I feel like that's the most empowering thing because I've been on a lot of these other sites and it goes to them, we get paid out, we have to wait.
This is truly giving the creators The tools to their audience and access to their audience and not being a gatekeeper because in this time when there are gatekeepers everywhere and you can just get booted off a platform and sorry, you now have to fight for your stuff and fight for your audience and now scramble to tell everybody.
This feels a lot more empowering and I think that that is the future and it's the most One of the most exciting things other than just the sexiness of the actual design and platform about Locals for me as a creator.
Yeah, just to be clear for people that don't get what you're saying, it's your Stripe account, meaning if you're a creator on there, it's your personal Stripe account.
So Locals doesn't collect the money on your behalf and then pay you.
You're paid as people sign up, then Locals gets their cut, but it all goes through you.
And in my case, they're subscribing to Phetasy Inc.
I mean, this is this is an amazing and people just kind of assume that that's the way it was because that's the way it is.

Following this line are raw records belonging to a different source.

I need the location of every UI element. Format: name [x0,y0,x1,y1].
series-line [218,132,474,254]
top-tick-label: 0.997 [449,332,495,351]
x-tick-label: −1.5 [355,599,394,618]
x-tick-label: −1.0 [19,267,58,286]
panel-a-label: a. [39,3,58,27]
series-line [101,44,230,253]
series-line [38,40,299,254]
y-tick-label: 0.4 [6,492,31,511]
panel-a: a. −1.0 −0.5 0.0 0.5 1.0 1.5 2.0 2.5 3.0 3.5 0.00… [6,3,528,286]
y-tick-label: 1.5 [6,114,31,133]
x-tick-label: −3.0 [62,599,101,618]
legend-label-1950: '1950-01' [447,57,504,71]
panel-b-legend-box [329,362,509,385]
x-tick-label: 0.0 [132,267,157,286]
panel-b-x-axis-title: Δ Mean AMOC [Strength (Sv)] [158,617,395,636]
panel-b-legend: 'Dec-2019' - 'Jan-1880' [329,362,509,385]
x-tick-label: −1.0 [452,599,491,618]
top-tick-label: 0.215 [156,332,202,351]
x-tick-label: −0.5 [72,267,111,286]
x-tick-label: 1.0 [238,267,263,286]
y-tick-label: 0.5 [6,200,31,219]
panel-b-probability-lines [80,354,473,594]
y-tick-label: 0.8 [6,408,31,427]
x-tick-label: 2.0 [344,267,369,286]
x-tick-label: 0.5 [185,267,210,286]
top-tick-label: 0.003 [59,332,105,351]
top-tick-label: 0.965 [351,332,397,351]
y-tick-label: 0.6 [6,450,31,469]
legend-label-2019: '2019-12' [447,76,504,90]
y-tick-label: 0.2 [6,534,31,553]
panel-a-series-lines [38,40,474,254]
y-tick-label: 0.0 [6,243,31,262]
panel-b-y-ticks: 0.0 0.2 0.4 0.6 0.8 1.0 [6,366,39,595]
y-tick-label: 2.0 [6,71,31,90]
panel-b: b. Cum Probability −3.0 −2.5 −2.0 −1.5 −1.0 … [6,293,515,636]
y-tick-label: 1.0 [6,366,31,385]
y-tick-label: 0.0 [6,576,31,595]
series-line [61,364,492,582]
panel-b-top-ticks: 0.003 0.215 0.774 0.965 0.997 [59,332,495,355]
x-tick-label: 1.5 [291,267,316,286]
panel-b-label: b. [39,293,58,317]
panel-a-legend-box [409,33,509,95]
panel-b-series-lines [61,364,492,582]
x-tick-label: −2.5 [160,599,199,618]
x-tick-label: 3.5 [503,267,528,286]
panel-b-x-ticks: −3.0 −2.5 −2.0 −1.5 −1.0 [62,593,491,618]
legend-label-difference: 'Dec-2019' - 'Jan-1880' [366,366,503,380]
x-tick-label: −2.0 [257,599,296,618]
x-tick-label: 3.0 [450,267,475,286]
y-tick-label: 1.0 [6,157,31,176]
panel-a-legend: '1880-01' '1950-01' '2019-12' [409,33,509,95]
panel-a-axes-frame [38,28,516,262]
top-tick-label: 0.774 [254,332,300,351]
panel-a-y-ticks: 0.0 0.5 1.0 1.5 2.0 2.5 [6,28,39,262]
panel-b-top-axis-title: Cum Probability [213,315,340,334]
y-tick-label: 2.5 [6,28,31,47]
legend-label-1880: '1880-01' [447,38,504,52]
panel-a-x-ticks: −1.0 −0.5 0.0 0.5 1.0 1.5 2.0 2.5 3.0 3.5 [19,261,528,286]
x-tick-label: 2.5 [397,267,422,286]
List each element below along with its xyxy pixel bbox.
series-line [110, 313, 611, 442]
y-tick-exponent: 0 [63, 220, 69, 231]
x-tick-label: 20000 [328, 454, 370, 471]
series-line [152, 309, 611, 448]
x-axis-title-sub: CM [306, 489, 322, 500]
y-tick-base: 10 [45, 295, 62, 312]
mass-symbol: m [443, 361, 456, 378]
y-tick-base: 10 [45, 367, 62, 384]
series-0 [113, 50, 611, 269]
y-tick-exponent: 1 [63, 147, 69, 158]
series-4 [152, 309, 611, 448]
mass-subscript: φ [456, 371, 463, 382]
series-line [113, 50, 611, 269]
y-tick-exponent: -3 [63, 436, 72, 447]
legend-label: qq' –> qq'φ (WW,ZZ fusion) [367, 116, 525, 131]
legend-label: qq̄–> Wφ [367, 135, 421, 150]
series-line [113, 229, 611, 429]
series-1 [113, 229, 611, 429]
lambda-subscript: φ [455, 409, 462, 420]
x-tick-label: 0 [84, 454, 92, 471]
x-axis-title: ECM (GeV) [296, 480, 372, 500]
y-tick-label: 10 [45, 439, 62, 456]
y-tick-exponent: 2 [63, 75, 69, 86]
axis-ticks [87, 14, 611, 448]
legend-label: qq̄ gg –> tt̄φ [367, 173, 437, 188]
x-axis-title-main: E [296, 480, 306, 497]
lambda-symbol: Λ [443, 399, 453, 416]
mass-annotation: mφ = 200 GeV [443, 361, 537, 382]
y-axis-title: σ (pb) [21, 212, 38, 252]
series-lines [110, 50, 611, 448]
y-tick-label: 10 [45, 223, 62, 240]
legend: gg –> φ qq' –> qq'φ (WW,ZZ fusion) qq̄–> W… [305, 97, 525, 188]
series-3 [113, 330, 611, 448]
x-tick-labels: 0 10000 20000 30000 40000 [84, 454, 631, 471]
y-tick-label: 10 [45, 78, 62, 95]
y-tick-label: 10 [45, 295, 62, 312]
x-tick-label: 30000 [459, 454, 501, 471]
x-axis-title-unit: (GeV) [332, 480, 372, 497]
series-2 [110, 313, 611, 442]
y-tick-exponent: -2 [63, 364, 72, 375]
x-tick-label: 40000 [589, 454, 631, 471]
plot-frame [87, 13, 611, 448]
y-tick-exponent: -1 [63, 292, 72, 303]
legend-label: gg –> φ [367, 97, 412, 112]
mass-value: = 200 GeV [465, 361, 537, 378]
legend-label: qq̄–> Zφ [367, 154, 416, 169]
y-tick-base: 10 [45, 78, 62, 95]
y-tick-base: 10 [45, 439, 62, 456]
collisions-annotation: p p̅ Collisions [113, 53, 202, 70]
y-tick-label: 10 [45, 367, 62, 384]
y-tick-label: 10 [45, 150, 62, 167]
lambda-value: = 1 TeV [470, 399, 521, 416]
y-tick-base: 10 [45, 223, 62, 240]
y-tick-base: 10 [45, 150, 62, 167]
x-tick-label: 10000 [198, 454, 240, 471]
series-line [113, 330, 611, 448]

And the fact that Locals has made that very small but obvious shift in the way that this works is, I think, enormously Important for creators in this space moving forward when things are shifting and people are being deplatformed and silenced and booted.
But thank you for creating this and thank you to the team.
You have an amazing team behind you and working with you and they're all very loving and supportive and brilliant and talented.
I appreciate all of their help, and I want them to know that I see how hard they work and what they're doing, and it doesn't go unnoticed with me or my community.
I hear about it all the time from them, so thank you.